We can have a meaningful impact on climate change if we put hundreds of thousands of Canadians to work on battery storage technology, biofuels, carbon capture, geothermal, small modular nuclear reactors and all of the other tangible opportunit­ies that could eventually become part of a national portfolio of Canadianow­ned intellectu­al property.

And when we do develop a potentiall­y groundbrea­king solution, let’s not sell out early, as was the case with Occidental Petroleum’s 2023 acquisitio­n of Squamish, B.C.’s Carbon Engineerin­g’s promising technology to remove carbon dioxide from the atmosphere. An approach that should be far cheaper than carbon capture projects and doesn’t require government­s to put a price on emissions.
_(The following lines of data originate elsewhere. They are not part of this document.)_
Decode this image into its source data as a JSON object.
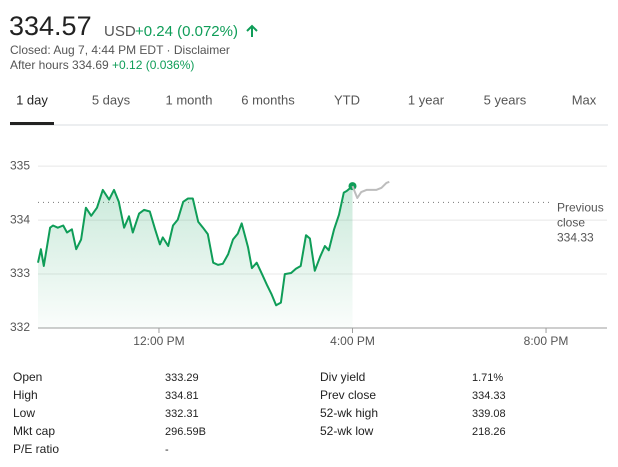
{
  "header": {
    "price": "334.57",
    "currency": "USD",
    "change": "+0.24 (0.072%)",
    "status": "Closed: Aug 7, 4:44 PM EDT · Disclaimer",
    "after_hours": "After hours 334.69",
    "after_hours_change": "+0.12 (0.036%)"
  },
  "tabs": [
    "1 day",
    "5 days",
    "1 month",
    "6 months",
    "YTD",
    "1 year",
    "5 years",
    "Max"
  ],
  "active_tab": 0,
  "chart_data": {
    "type": "line",
    "xlim": [
      9.5,
      21.26
    ],
    "xticks": [
      {
        "value": 12,
        "label": "12:00 PM"
      },
      {
        "value": 16,
        "label": "4:00 PM"
      },
      {
        "value": 20,
        "label": "8:00 PM"
      }
    ],
    "ylim": [
      332,
      335.3
    ],
    "yticks": [
      332,
      333,
      334,
      335
    ],
    "grid": true,
    "previous_close": {
      "label": "Previous close",
      "value": 334.33
    },
    "series": [
      {
        "color": "#0f9d58",
        "fill": true,
        "end_marker": true,
        "x": [
          9.5,
          9.56,
          9.62,
          9.75,
          9.81,
          9.91,
          10.02,
          10.1,
          10.2,
          10.29,
          10.39,
          10.49,
          10.6,
          10.72,
          10.84,
          10.97,
          11.07,
          11.17,
          11.28,
          11.38,
          11.46,
          11.59,
          11.69,
          11.81,
          11.92,
          12.02,
          12.08,
          12.19,
          12.29,
          12.39,
          12.5,
          12.6,
          12.7,
          12.81,
          12.91,
          13.01,
          13.12,
          13.22,
          13.32,
          13.43,
          13.53,
          13.63,
          13.71,
          13.84,
          13.92,
          14.02,
          14.13,
          14.23,
          14.33,
          14.42,
          14.52,
          14.6,
          14.73,
          14.83,
          14.93,
          15.04,
          15.12,
          15.22,
          15.33,
          15.43,
          15.51,
          15.62,
          15.72,
          15.82,
          15.88,
          16.0
        ],
        "values": [
          333.21,
          333.46,
          333.15,
          333.86,
          333.9,
          333.86,
          333.9,
          333.77,
          333.83,
          333.46,
          333.64,
          334.23,
          334.08,
          334.23,
          334.56,
          334.38,
          334.56,
          334.34,
          333.86,
          334.07,
          333.77,
          334.12,
          334.19,
          334.16,
          333.83,
          333.55,
          333.68,
          333.52,
          333.9,
          334.01,
          334.34,
          334.4,
          334.4,
          333.97,
          333.86,
          333.74,
          333.21,
          333.17,
          333.19,
          333.37,
          333.64,
          333.75,
          333.94,
          333.5,
          333.11,
          333.21,
          333.0,
          332.8,
          332.62,
          332.42,
          332.47,
          333.0,
          333.02,
          333.1,
          333.15,
          333.72,
          333.66,
          333.06,
          333.32,
          333.52,
          333.44,
          333.83,
          334.1,
          334.51,
          334.54,
          334.63
        ]
      },
      {
        "color": "#bdbdbd",
        "fill": false,
        "end_marker": false,
        "x": [
          16.0,
          16.1,
          16.18,
          16.29,
          16.39,
          16.49,
          16.6,
          16.7,
          16.76
        ],
        "values": [
          334.63,
          334.41,
          334.52,
          334.56,
          334.56,
          334.56,
          334.6,
          334.69,
          334.71
        ]
      }
    ]
  },
  "stats": [
    [
      [
        "Open",
        "333.29"
      ],
      [
        "High",
        "334.81"
      ],
      [
        "Low",
        "332.31"
      ],
      [
        "Mkt cap",
        "296.59B"
      ],
      [
        "P/E ratio",
        "-"
      ]
    ],
    [
      [
        "Div yield",
        "1.71%"
      ],
      [
        "Prev close",
        "334.33"
      ],
      [
        "52-wk high",
        "339.08"
      ],
      [
        "52-wk low",
        "218.26"
      ]
    ]
  ]
}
Not every investment will work, and some technologi­es won’t scale, but we have an unparallel­ed opportunit­y to develop, build and sell the solutions that nations need to comply with their climate targets.

That’s not up for partisan debate, and whatever the future may hold for our existing natural resources, our economy and environmen­t will be better off if we rely on Canadian ingenuity and courage, and not circular tax schemes, to meet this global challenge.